E não cabe ao intérprete substituir assim à valoração operada a sua própria, isto sem embargo do poder de escrutiná-la à luz dos princípios constitucionais já referidos.
Não pode assim deixar de considerar-se o despacho impugnado contenciosamente como nulo, uma vez que o mesmo não foi precedido de parecer favorável da respectiva comissão regional (artºs. 9º., nº. 1 e 34º. do DL nº. 169/89).
Sendo nulo, o mesmo não produziu quaisquer efeitos jurídicos (artº. 134º., nº. 1, do Cód. Proc. Adm.), não podendo consequentemente ser objecto de sanação (artº. 137º., nº. 1, do mesmo diploma).
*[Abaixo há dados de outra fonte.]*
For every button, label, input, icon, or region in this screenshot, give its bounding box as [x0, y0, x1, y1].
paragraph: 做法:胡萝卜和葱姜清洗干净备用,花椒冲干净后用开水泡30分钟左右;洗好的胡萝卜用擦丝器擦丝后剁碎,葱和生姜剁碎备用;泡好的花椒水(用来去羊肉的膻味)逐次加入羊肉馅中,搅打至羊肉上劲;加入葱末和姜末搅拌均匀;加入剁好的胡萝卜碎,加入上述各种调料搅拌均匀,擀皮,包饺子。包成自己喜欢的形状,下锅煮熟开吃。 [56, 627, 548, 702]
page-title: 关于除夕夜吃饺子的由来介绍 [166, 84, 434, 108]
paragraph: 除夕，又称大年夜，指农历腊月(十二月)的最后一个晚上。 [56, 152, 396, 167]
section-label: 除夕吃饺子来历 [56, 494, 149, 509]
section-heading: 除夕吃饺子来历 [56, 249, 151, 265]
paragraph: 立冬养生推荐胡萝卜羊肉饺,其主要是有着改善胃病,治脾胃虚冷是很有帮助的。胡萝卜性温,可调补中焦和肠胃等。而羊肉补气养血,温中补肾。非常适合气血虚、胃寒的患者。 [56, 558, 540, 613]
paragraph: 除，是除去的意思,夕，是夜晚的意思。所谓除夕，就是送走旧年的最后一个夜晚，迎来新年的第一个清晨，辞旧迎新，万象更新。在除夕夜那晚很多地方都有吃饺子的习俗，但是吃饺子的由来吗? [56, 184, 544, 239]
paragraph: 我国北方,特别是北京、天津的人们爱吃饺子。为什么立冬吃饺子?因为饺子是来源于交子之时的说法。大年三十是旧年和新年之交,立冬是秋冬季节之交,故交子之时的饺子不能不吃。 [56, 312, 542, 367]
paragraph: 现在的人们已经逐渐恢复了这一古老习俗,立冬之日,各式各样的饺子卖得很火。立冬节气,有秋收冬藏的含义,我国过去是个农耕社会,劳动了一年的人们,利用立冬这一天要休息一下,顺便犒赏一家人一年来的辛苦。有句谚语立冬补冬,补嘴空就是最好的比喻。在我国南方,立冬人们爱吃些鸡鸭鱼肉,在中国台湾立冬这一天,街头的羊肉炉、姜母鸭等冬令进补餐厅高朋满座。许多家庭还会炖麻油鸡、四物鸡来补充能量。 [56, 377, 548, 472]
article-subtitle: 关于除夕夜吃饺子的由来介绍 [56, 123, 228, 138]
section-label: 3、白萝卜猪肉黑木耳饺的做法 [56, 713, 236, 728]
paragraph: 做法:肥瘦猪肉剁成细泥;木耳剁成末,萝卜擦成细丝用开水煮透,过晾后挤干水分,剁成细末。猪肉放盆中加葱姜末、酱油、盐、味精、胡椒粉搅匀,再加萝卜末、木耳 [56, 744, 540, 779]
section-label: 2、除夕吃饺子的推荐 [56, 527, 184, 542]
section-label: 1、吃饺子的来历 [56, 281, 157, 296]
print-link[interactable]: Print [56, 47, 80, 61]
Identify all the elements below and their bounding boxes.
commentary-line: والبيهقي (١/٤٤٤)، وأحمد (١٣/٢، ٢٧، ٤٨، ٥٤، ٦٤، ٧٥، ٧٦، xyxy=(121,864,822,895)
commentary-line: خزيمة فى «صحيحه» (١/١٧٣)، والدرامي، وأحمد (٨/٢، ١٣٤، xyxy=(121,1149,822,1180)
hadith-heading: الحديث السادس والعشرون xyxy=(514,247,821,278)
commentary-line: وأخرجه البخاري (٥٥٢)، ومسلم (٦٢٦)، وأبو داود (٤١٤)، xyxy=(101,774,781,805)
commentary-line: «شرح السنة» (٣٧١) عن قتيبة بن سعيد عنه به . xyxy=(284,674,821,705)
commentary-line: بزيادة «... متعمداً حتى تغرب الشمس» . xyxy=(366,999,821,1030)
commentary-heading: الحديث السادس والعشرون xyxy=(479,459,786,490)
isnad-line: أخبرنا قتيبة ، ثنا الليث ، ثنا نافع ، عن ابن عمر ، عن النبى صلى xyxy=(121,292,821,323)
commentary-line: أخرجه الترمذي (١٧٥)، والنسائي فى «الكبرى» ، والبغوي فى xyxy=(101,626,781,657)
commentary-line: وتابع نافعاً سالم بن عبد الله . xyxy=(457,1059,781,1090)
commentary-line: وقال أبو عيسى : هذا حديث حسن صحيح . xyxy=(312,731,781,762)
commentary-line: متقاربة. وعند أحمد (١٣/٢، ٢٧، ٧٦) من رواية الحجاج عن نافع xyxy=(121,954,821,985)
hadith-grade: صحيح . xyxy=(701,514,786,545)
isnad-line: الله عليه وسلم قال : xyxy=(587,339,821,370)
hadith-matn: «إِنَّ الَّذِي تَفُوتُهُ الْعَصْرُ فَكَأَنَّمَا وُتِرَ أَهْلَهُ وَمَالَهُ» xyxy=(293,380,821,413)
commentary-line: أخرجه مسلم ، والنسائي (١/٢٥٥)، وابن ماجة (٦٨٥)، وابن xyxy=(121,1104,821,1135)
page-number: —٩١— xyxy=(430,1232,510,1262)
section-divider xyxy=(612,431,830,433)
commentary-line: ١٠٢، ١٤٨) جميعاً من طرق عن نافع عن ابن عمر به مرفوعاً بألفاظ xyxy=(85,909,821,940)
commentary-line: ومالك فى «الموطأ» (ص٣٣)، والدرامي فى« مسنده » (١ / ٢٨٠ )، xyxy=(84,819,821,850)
Mas tendo sido tal acto praticado e sendo de admitir como plausível, no domínio dos factos, atento o tempo entretanto decorrido desde a sua prática (4/9/2002), que as obras cuja pública necessidade de execução ditou a respectiva prática, se encontram já consumadas, e assim integradas no objecto da concessão, não poderá para essa hipótese defender-se estarmos perante uma situação em que os valores da segurança e da confiança autorizam atribuir efeitos jurídicos à mera situação de facto entretanto operada, tudo ao abrigo do nº. 3 do artº. 134º. do Cód. Proc. Adm..?
Tanto mais, não se esqueça, como resulta da matéria de facto apurada, que posteriormente ao acto impugnado contenciosamente foi pedido e obtido o parecer favorável da respectiva comissão regional da RAN?
Desde já se adianta que semelhante interrogação merece resposta negativa.
Na verdade, aquele acto, como acto expropriativo, levando à extinção do direito de propriedade dos recorrentes sobre as respectivas parcelas de terreno, é um acto eminentemente agressivo da esfera jurídica daqueles.
E se, nas circunstâncias do caso, a lei exige, como vimos, que o mesmo só possa ser praticado quando precedido de parecer prévio favorável de um órgão independente, como é a comissão regional respectiva, isto só pode significar que tal formalidade funciona também como garantia do particular expropriado.
Pois não são expropriáveis terrenos integrados na RAN sem parecer favorável daquela Comissão ou contra o mesmo.
É caso para dizer que os valores da segurança e da confiança, a poderem ser invocados no caso, postulam antes que um acto expropriativo com a configuração acabada de referir, sendo legalmente nulo como vimos que é, não produza quaisquer efeitos jurídicos.
Termos em que se decide:
- a)Julgar procedente o presente recurso jurisdicional, revogando o acórdão recorrido;
- b)Julgar em sua substituição procedente o recurso contencioso;
- c)Declarar nulo o despacho do Secretário de Estado das Obras Públicas, de 4/9/2002, no mesmo impugnado.
Sem custas.
Lisboa, 7 de Fevereiro de 2006. - Gouveia e Melo (relator) - António Samagaio - Rosendo José - Azevedo Moreira - Angelina Domingues - Pais Borges - Costa Reis (Vencido, de acordo com a declaração de voto do Consº. Santos Botelho) - Adérito Santos - Santos Botelho (Vencido, de acordo com a declaração que junto em anexo). Declaração
Teria negado provimento ao recurso jurisdicional, mantendo o acórdão recorrido e, isto, fundamentalmente, pelas razões enunciadas nas alegações da Entidade recorrida e no Parecer do Magistrado do M. Público, a que se pode acrescentar a circunstância, de a tese acolhida no presente Acórdão, no concernente à integração da situação dos autos na previsão do nº. 1 do artº. 9º. da RAN se traduzir, na minha óptica, numa aplicação analógica de um caso de nulidade, o que se me afigura não ser admissível.